İnfial
15 Haz 2016 10:35 Son Güncelleme: 23 Kas 2018 21:19

Atalay Filiz neyin “Mesajı”nı alıyordu?.. “Zihin Kontrol Deneği” olabilir mi?..

Medyaradar medya-siyaset analisti Atilla Akar, Atalay Filiz’in yakalanması sonrası ortaya çıkan yeni durumu değerlendirdi…

Efendim; malum Türkiye günlerdir “Seri Katil Atalay Filiz olayı”nı konuşuyordu. Sonunda yakalandı da millet “Atalay Filiz şurada görüldü, burada görüldü”, “Şuraya kaçtı, buraya kaçtı” gibi saçmalıklardan kurtuldu. Ne var ki iş polisiye açıdan tamam görünse de halen bazı açılardan muammasını koruyor. Tabii ben de taktım bu işe ve kendi çapımda Sherlock Holmes’lüğüme devam ediyorum…

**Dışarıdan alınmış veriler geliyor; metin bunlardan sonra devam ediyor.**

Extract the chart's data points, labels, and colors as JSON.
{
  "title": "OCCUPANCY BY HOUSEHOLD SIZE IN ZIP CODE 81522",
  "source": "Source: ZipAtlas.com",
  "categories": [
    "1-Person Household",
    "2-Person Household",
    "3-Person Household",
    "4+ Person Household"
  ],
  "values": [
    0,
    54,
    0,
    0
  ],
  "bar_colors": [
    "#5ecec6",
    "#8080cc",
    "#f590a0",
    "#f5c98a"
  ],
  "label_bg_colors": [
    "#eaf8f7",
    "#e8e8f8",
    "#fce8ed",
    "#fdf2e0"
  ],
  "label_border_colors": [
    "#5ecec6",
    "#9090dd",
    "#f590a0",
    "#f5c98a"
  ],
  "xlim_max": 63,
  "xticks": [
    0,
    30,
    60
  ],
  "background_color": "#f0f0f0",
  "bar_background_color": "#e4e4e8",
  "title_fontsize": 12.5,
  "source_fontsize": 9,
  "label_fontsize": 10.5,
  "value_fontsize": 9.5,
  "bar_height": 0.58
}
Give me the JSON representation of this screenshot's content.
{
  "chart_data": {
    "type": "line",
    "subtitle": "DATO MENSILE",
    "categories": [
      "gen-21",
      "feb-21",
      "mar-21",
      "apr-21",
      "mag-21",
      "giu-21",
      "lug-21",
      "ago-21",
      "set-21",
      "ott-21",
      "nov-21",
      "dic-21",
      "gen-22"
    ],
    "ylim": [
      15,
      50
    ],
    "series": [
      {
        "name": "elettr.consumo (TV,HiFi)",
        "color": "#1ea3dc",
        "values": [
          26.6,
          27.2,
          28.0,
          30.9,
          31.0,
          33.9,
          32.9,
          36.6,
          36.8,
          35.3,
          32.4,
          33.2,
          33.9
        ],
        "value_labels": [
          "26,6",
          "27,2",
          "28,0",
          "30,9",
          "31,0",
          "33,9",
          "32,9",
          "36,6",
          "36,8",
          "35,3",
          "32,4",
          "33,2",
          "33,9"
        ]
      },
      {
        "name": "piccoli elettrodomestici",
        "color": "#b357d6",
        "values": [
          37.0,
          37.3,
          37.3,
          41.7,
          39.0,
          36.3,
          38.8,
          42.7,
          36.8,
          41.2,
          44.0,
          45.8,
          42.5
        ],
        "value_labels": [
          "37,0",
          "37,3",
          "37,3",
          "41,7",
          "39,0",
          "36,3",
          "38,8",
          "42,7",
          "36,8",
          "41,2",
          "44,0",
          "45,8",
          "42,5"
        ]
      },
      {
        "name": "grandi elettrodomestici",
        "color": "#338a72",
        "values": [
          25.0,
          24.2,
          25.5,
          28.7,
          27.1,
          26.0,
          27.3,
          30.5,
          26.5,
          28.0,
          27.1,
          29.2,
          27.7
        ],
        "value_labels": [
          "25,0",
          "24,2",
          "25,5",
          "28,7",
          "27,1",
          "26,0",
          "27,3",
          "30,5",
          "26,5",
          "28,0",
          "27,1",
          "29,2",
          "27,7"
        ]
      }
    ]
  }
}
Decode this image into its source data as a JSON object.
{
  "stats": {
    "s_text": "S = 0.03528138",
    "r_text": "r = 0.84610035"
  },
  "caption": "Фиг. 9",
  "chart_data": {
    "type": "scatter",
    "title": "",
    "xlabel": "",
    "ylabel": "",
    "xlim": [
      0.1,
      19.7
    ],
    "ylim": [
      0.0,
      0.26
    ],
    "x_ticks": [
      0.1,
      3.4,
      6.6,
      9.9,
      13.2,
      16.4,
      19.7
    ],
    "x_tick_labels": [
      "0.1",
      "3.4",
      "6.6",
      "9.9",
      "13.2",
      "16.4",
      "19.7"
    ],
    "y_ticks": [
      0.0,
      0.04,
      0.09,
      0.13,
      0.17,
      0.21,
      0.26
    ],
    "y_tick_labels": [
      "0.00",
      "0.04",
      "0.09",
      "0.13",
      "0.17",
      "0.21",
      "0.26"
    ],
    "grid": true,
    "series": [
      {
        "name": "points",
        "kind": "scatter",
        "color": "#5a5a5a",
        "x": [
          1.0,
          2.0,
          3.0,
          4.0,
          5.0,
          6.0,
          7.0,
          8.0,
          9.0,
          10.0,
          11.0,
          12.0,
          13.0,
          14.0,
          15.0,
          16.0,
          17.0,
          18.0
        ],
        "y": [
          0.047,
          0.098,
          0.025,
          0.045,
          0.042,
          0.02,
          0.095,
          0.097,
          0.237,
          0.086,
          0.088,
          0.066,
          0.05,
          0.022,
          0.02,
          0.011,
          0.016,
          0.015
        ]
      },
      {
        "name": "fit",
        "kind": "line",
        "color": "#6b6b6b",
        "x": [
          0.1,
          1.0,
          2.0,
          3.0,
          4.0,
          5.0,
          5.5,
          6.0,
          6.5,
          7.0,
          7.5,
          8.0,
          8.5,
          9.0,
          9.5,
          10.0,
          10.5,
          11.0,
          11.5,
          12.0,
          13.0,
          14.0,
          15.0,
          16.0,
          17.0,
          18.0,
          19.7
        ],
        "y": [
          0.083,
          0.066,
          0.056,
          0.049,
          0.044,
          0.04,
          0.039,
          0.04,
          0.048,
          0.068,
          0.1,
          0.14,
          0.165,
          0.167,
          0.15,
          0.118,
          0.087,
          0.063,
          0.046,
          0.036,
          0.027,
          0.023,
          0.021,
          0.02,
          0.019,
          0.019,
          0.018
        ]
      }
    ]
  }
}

Nitekim 6 Haziran 2016 tarihinde bu köşede “Seri Katil Olayında Bir gariplik Var!” başlıklı bir yazı yazarak olaya dair soru ve şüphelerimi dile getirmiştim. Orada olayda göze çarpan tuhaflıkları sıralamış ve bazı “acaba”larımı paylaşmıştım. Nitekim bana göre bu acayiplikler halen sürüyor ve hatta daha da derinleşmiş vaziyette. Tek fark hadisenin yeni bir merhaleye sıçramış olması. Ayrıca olayın gidişatının şüphelerimi doğrulamaya doğru gittiğini düşünüyorum.

GAZETELER NEYİN “MESAJINI” VERİYORDU?..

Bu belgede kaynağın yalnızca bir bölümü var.